The U.S. State Department cast doubt Monday on the integrity of Russia's parliamentary election, saying a government crackdown on critics had "prevented" citizens from exercising their civil rights.
"The September 17-19 Duma elections in the Russian Federation took place under conditions not conducive to free and fair proceedings," said State Department spokesperson Ned Price, adding that the crackdown "prevented the Russian people from exercising their civil and political rights."
He said the government had used laws against alleged extremist organizations, foreign agents, and undesirable organizations, a move that "severely restricted political pluralism" in the vote.
Those restrictions accompanied "widespread efforts to marginalize independent political figures," and also prevented independent foreign agencies from observing the elections, Price said in a statement.
"We call upon Russia to honor its international obligations to respect human rights and fundamental freedoms and to end its pressure campaign on civil society, the political opposition, and independent media."

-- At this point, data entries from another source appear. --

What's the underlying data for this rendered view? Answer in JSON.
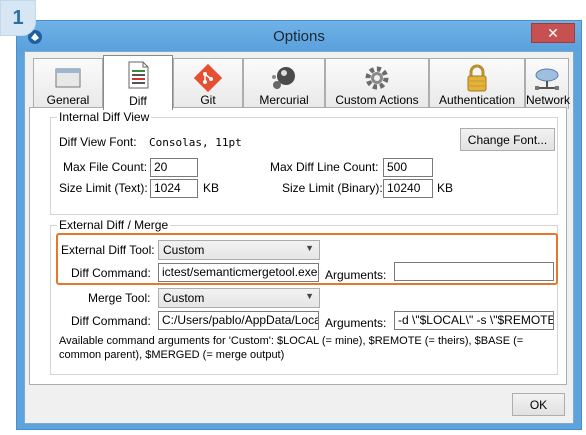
{
  "badge": "1",
  "window": {
    "title": "Options",
    "close_glyph": "✕"
  },
  "tabs": [
    {
      "label": "General",
      "icon": "general-icon"
    },
    {
      "label": "Diff",
      "icon": "diff-document-icon"
    },
    {
      "label": "Git",
      "icon": "git-icon"
    },
    {
      "label": "Mercurial",
      "icon": "mercurial-icon"
    },
    {
      "label": "Custom Actions",
      "icon": "gear-icon"
    },
    {
      "label": "Authentication",
      "icon": "padlock-icon"
    },
    {
      "label": "Network",
      "icon": "network-icon"
    }
  ],
  "active_tab": "Diff",
  "internal": {
    "legend": "Internal Diff View",
    "font_label": "Diff View Font:",
    "font_value": "Consolas, 11pt",
    "change_font": "Change Font...",
    "max_file_count_label": "Max File Count:",
    "max_file_count": "20",
    "max_line_count_label": "Max Diff Line Count:",
    "max_line_count": "500",
    "size_text_label": "Size Limit (Text):",
    "size_text": "1024",
    "size_binary_label": "Size Limit (Binary):",
    "size_binary": "10240",
    "kb": "KB"
  },
  "external": {
    "legend": "External Diff / Merge",
    "diff_tool_label": "External Diff Tool:",
    "diff_tool_value": "Custom",
    "diff_command_label": "Diff Command:",
    "diff_command_value": "ictest/semanticmergetool.exe",
    "arguments_label": "Arguments:",
    "diff_arguments_value": "",
    "merge_tool_label": "Merge Tool:",
    "merge_tool_value": "Custom",
    "merge_command_label": "Diff Command:",
    "merge_command_value": "C:/Users/pablo/AppData/Loca",
    "merge_arguments_value": "-d \\\"$LOCAL\\\" -s \\\"$REMOTE",
    "note": "Available command arguments for 'Custom': $LOCAL (= mine), $REMOTE (= theirs), $BASE (= common parent), $MERGED (= merge output)"
  },
  "ok_label": "OK",
  "colors": {
    "highlight": "#e5772a",
    "titlebar": "#5ea3dc",
    "close": "#c75050"
  }
}
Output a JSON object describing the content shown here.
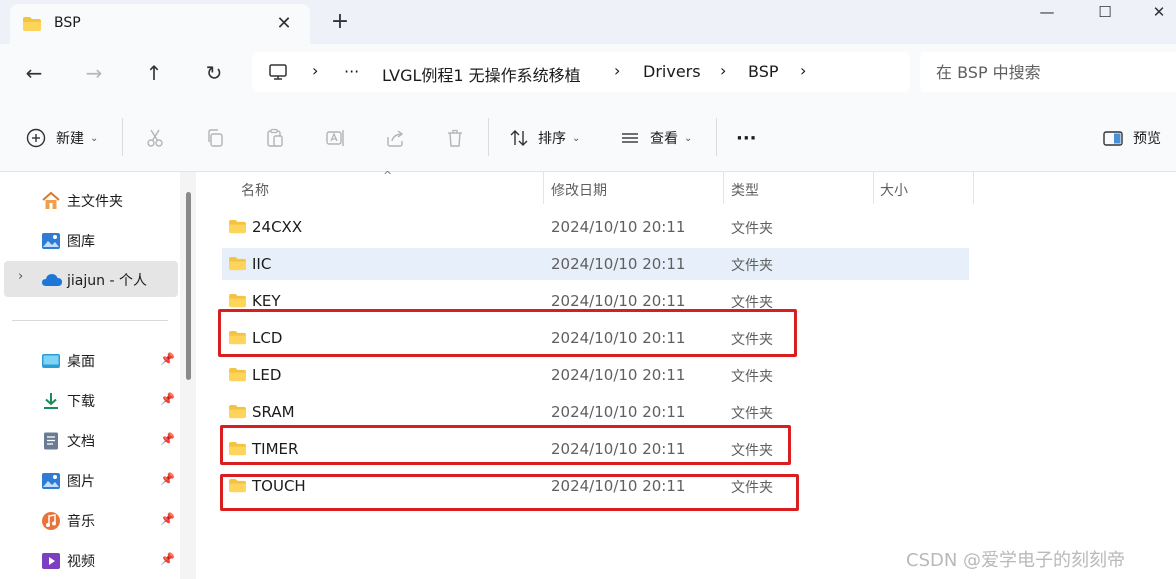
{
  "window": {
    "tab_title": "BSP",
    "tab_close": "✕",
    "new_tab": "+",
    "minimize": "—",
    "maximize": "☐",
    "close": "✕"
  },
  "nav": {
    "back": "←",
    "forward": "→",
    "up": "↑",
    "refresh": "↻"
  },
  "address": {
    "sep": "›",
    "overflow": "···",
    "crumbs": [
      "LVGL例程1 无操作系统移植",
      "Drivers",
      "BSP"
    ]
  },
  "search": {
    "placeholder": "在 BSP 中搜索"
  },
  "toolbar": {
    "new_label": "新建",
    "sort_label": "排序",
    "view_label": "查看",
    "more_label": "···",
    "preview_label": "预览",
    "chevron": "⌄"
  },
  "sidebar": {
    "expand": "›",
    "pin": "📌",
    "items": [
      {
        "label": "主文件夹"
      },
      {
        "label": "图库"
      },
      {
        "label": "jiajun - 个人"
      },
      {
        "label": "桌面"
      },
      {
        "label": "下载"
      },
      {
        "label": "文档"
      },
      {
        "label": "图片"
      },
      {
        "label": "音乐"
      },
      {
        "label": "视频"
      }
    ]
  },
  "columns": {
    "name": "名称",
    "modified": "修改日期",
    "type": "类型",
    "size": "大小",
    "sort_indicator": "^"
  },
  "files": [
    {
      "name": "24CXX",
      "modified": "2024/10/10 20:11",
      "type": "文件夹"
    },
    {
      "name": "IIC",
      "modified": "2024/10/10 20:11",
      "type": "文件夹"
    },
    {
      "name": "KEY",
      "modified": "2024/10/10 20:11",
      "type": "文件夹"
    },
    {
      "name": "LCD",
      "modified": "2024/10/10 20:11",
      "type": "文件夹"
    },
    {
      "name": "LED",
      "modified": "2024/10/10 20:11",
      "type": "文件夹"
    },
    {
      "name": "SRAM",
      "modified": "2024/10/10 20:11",
      "type": "文件夹"
    },
    {
      "name": "TIMER",
      "modified": "2024/10/10 20:11",
      "type": "文件夹"
    },
    {
      "name": "TOUCH",
      "modified": "2024/10/10 20:11",
      "type": "文件夹"
    }
  ],
  "colors": {
    "highlight": "#d81e1e",
    "hover_row": "#e7f0fa",
    "folder": "#f5c342"
  },
  "watermark": "CSDN @爱学电子的刻刻帝"
}
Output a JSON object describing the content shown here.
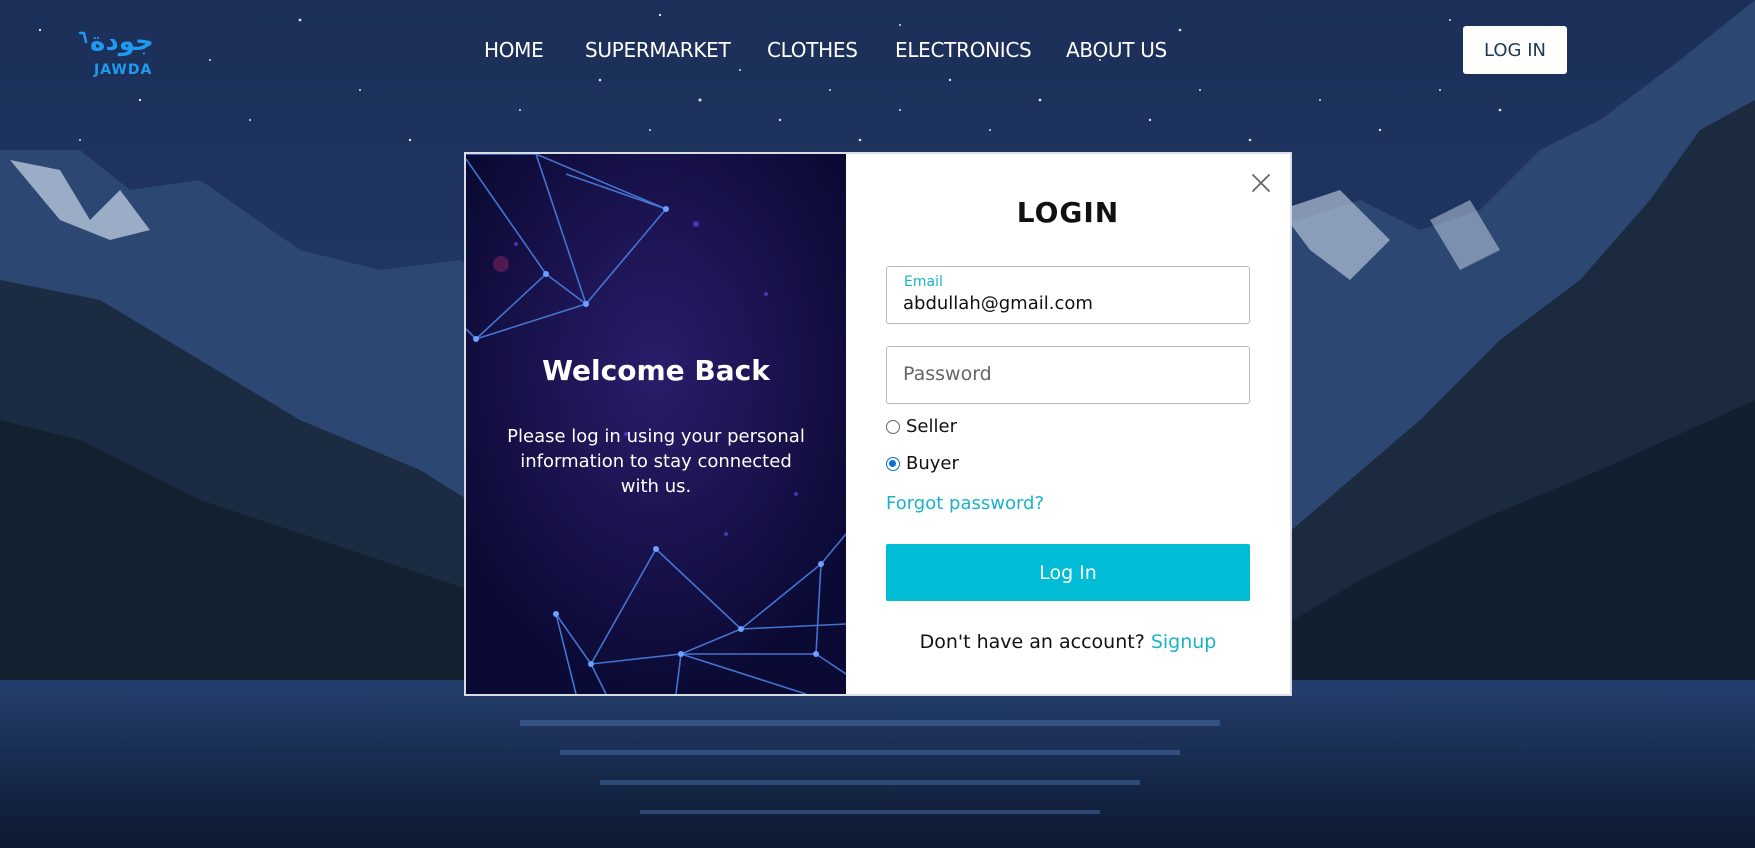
{
  "brand": {
    "name_arabic": "جودة",
    "name_latin": "JAWDA",
    "color": "#1e9bf0"
  },
  "nav": {
    "items": [
      {
        "label": "HOME"
      },
      {
        "label": "SUPERMARKET"
      },
      {
        "label": "CLOTHES"
      },
      {
        "label": "ELECTRONICS"
      },
      {
        "label": "ABOUT US"
      }
    ],
    "login_label": "LOG IN"
  },
  "modal": {
    "left": {
      "title": "Welcome Back",
      "text": "Please log in using your personal information to stay connected with us."
    },
    "right": {
      "title": "LOGIN",
      "close_icon": "close-icon",
      "email": {
        "label": "Email",
        "value": "abdullah@gmail.com"
      },
      "password": {
        "placeholder": "Password",
        "value": ""
      },
      "roles": [
        {
          "label": "Seller",
          "checked": false
        },
        {
          "label": "Buyer",
          "checked": true
        }
      ],
      "forgot_label": "Forgot password?",
      "submit_label": "Log In",
      "signup_prompt": "Don't have an account?",
      "signup_label": "Signup"
    }
  },
  "colors": {
    "accent": "#00bcd4",
    "link": "#1ab3c9",
    "panel_dark": "#0d0c3c"
  }
}
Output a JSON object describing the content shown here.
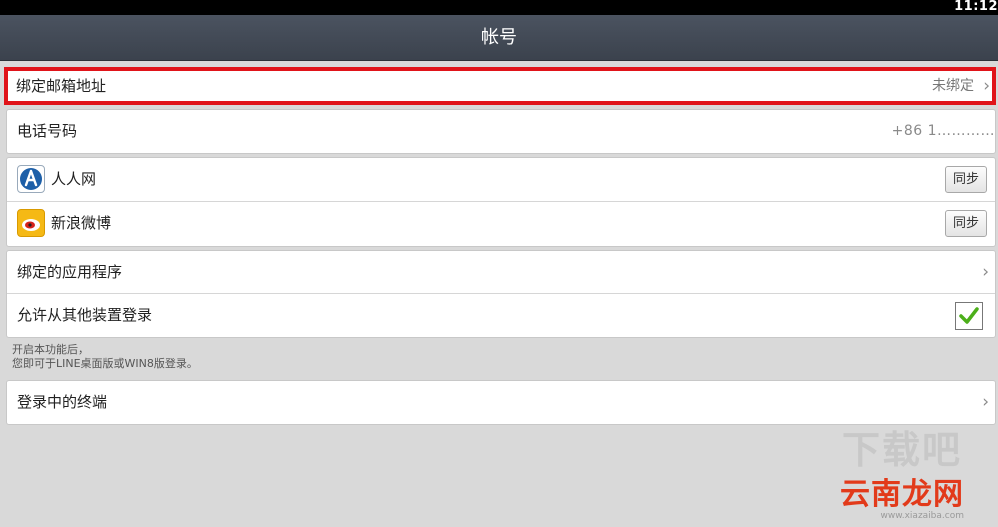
{
  "status_bar": {
    "clock": "11:12"
  },
  "header": {
    "title": "帐号"
  },
  "email_row": {
    "label": "绑定邮箱地址",
    "value": "未绑定"
  },
  "phone_row": {
    "label": "电话号码",
    "value": "+86 1…………"
  },
  "services": [
    {
      "label": "人人网",
      "button": "同步"
    },
    {
      "label": "新浪微博",
      "button": "同步"
    }
  ],
  "apps_row": {
    "label": "绑定的应用程序"
  },
  "allow_login": {
    "label": "允许从其他装置登录",
    "checked": true
  },
  "note": {
    "line1": "开启本功能后，",
    "line2": "您即可于LINE桌面版或WIN8版登录。"
  },
  "terminals_row": {
    "label": "登录中的终端"
  },
  "watermark": {
    "main": "云南龙网",
    "sub": "www.xiazaiba.com",
    "top": "下载吧"
  },
  "colors": {
    "highlight": "#e0141a",
    "check": "#4caf1a",
    "title_bar": "#444b56"
  }
}
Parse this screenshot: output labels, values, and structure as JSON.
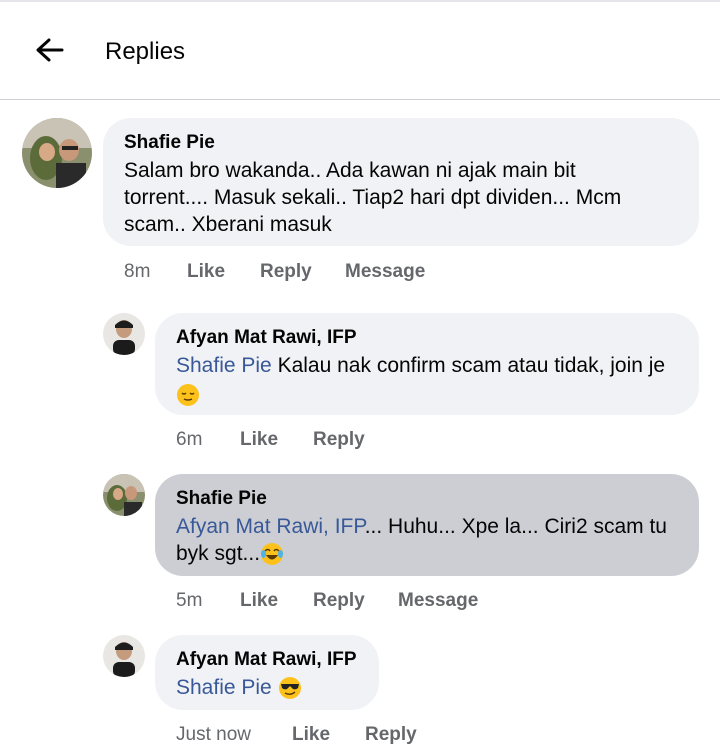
{
  "header": {
    "title": "Replies",
    "back_icon": "arrow-left-icon"
  },
  "colors": {
    "mention": "#385898",
    "bubble": "#f0f2f5",
    "bubble_highlight": "#ccced3",
    "meta": "#65676b"
  },
  "comments": [
    {
      "author": "Shafie Pie",
      "lines": [
        "Salam bro wakanda.. Ada kawan ni ajak main bit",
        "torrent.... Masuk sekali.. Tiap2 hari dpt dividen... Mcm",
        "scam.. Xberani masuk"
      ],
      "time": "8m",
      "like": "Like",
      "reply": "Reply",
      "message": "Message"
    },
    {
      "author": "Afyan Mat Rawi, IFP",
      "mention": "Shafie Pie",
      "line1": "Kalau nak confirm scam atau tidak, join je",
      "emoji": "relieved-face-emoji",
      "time": "6m",
      "like": "Like",
      "reply": "Reply"
    },
    {
      "author": "Shafie Pie",
      "mention": "Afyan Mat Rawi, IFP",
      "line1": "... Huhu... Xpe la... Ciri2 scam tu",
      "line2": "byk sgt...",
      "emoji": "tears-of-joy-emoji",
      "time": "5m",
      "like": "Like",
      "reply": "Reply",
      "message": "Message"
    },
    {
      "author": "Afyan Mat Rawi, IFP",
      "mention": "Shafie Pie",
      "emoji": "sunglasses-face-emoji",
      "time": "Just now",
      "like": "Like",
      "reply": "Reply"
    }
  ]
}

The U.S. statement came after Russia's opposition accused authorities of mass voter fraud after the election results Monday showed the ruling United Russia party, which supports President Vladimir Putin, winning a sweeping majority in parliament.
Britain on Monday also criticized Russian parliamentary elections as a "serious step back for democratic freedoms", after claims of voter fraud and intimidation.
The U.K. government said the Russian authorities' actions "undermine political plurality" and were "at odds with the international commitments that Russia has signed up to".